Exonuclease resistant 18S and 25S ribosomal RNA components in yeast are possibly newly transcribed by RNA polymerase II
Abstract
Background: We’ve formerly reported 18S and 25S ribosomal RNA molecules in Candidiasis resistant against processive 5′ ? 3′ exonuclease, appearing as cells contacted stationary growth phase. Initial analysis pointed to extra phosphate(s) in their 5′- finish raising the chance that these were recently transcribed. Ideas set of additional experiments exploring this possibility and then try to establish which from the RNA polymerases might be transcribing them.
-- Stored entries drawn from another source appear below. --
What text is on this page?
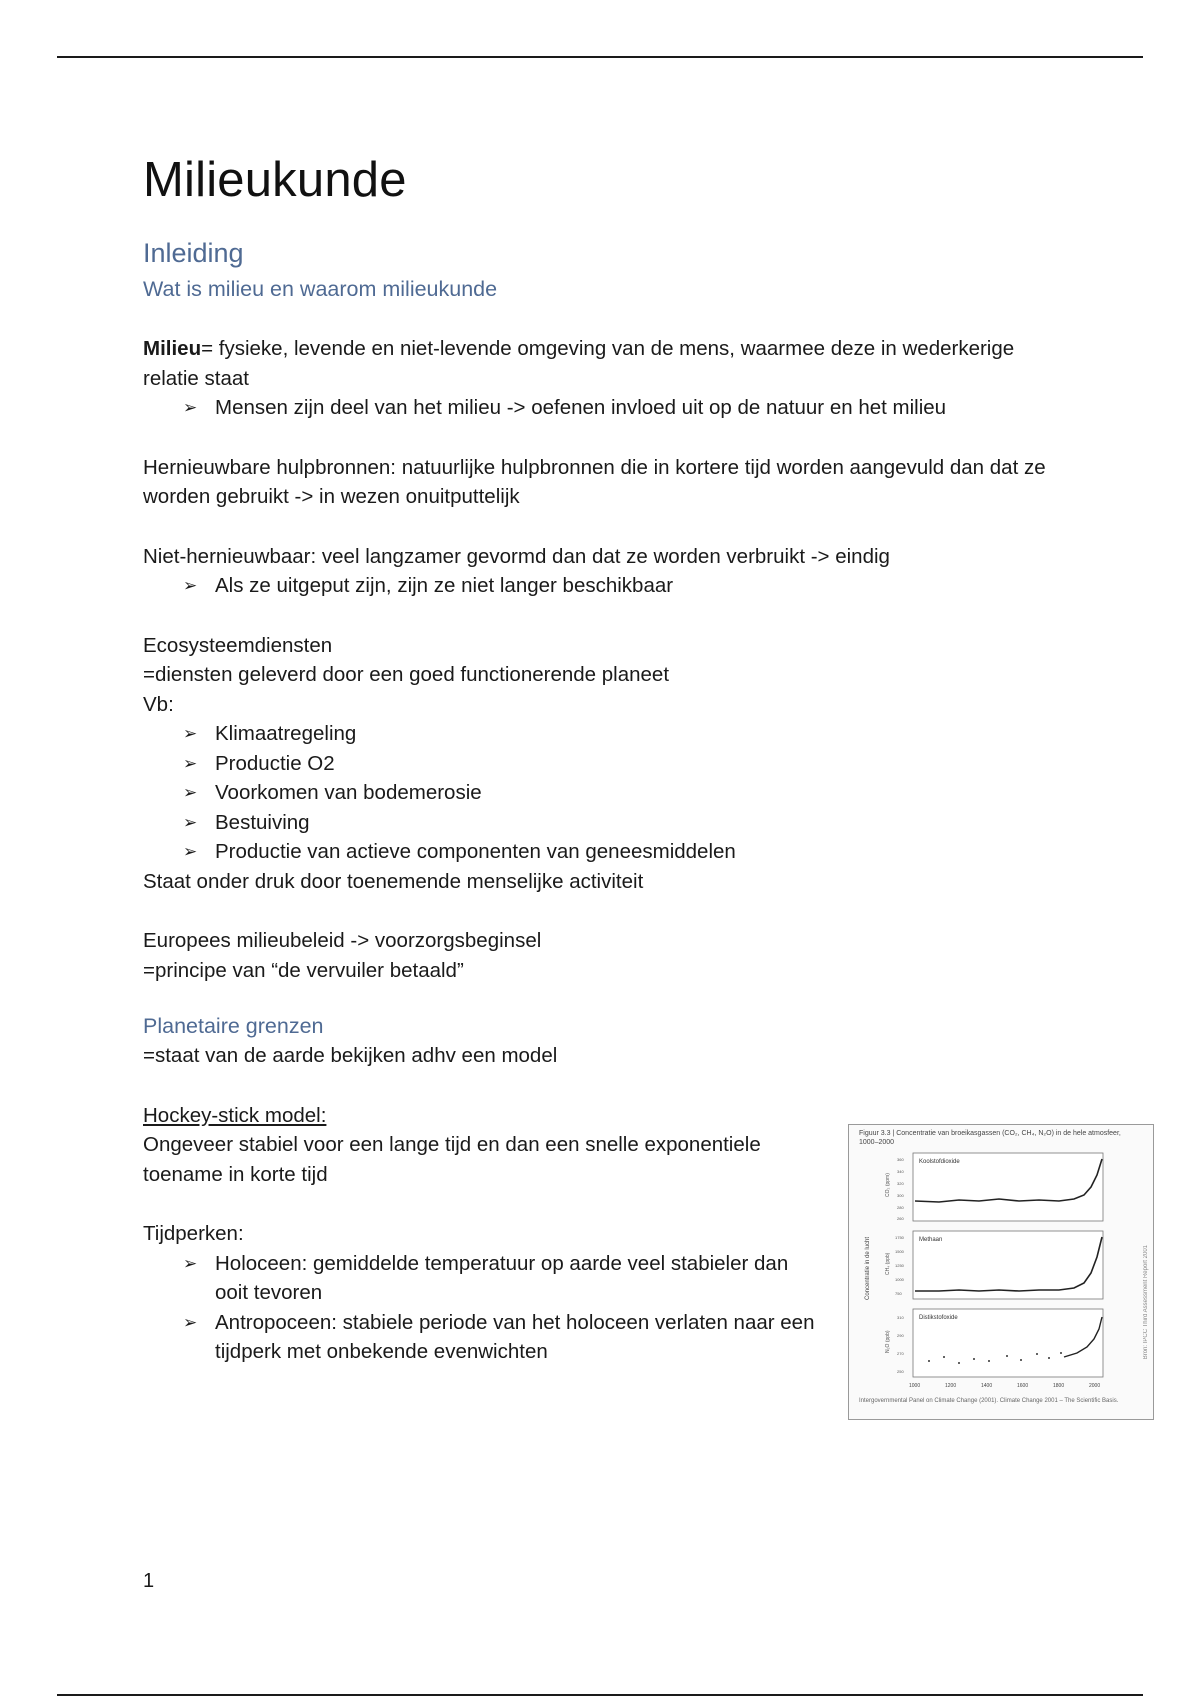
Milieukunde
Inleiding
Wat is milieu en waarom milieukunde

Milieu= fysieke, levende en niet-levende omgeving van de mens, waarmee deze in wederkerige relatie staat

➢ Mensen zijn deel van het milieu -> oefenen invloed uit op de natuur en het milieu

Hernieuwbare hulpbronnen: natuurlijke hulpbronnen die in kortere tijd worden aangevuld dan dat ze worden gebruikt -> in wezen onuitputtelijk

Niet-hernieuwbaar: veel langzamer gevormd dan dat ze worden verbruikt -> eindig

➢ Als ze uitgeput zijn, zijn ze niet langer beschikbaar

Ecosysteemdiensten

=diensten geleverd door een goed functionerende planeet

Vb:

➢ Klimaatregeling
➢ Productie O2
➢ Voorkomen van bodemerosie
➢ Bestuiving
➢ Productie van actieve componenten van geneesmiddelen

Staat onder druk door toenemende menselijke activiteit

Europees milieubeleid -> voorzorgsbeginsel

=principe van “de vervuiler betaald”

Planetaire grenzen

=staat van de aarde bekijken adhv een model

Hockey-stick model:

Ongeveer stabiel voor een lange tijd en dan een snelle exponentiele toename in korte tijd

Tijdperken:

➢ Holoceen: gemiddelde temperatuur op aarde veel stabieler dan ooit tevoren
➢ Antropoceen: stabiele periode van het holoceen verlaten naar een tijdperk met onbekende evenwichten
Figuur 3.3 | Concentratie van broeikasgassen (CO₂, CH₄, N₂O) in de hele atmosfeer, 1000–2000
Concentratie in de lucht
Koolstofdioxide
CO₂ (ppm)
Methaan
CH₄ (ppb)
Distikstofoxide
N₂O (ppb)
1000	1200	1400	1600	1800	2000
360
340
320
300
280
260
1750
1500
1250
1000
750
310
290
270
250
Bron: IPCC Third Assessment Report 2001
Intergovernmental Panel on Climate Change (2001). Climate Change 2001 – The Scientific Basis.
1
Results: Oligo-ligation and primer extension again demonstrated the existence of extra phosphate in the 5′-finish from the reported processing sites for 18S and 25S ribosomal RNA components. Inhibition of Pol I with BMH-21 elevated the existence of the molecules. Quantitation by having an Agilent Bioanalyzer demonstrated that resistant 18S and 25S molecules are mainly created within the nucleus. Having an RNA cap specific antibody, an indication might be detected on these molecules via immunoblotting such signal might be eliminated by decapping reaction. Both cap specific antibody and eIF4E cap-binding protein, elevated fold enrichment upon quantitative amplification. Antibodies specific for that RNA Polymerase II c-terminal domain and TFIIB initiator factor demonstrated the existence of Pol II on DNA sequences for 18S and 25S molecules in chromatin precipitation and qPCR assays. Rapamycin inhibition of TOR complex also led to a rise of resistant 18S and 25S molecules.
Conclusions: These data raise the potential of a job for RNA Polymerase II in producing 18S and 25S molecules and indicate that efforts for additional direct proof might be useful. If for sure proven BMH-21 it’ll establish yet another role for RNA Polymerase II in ribosomal production.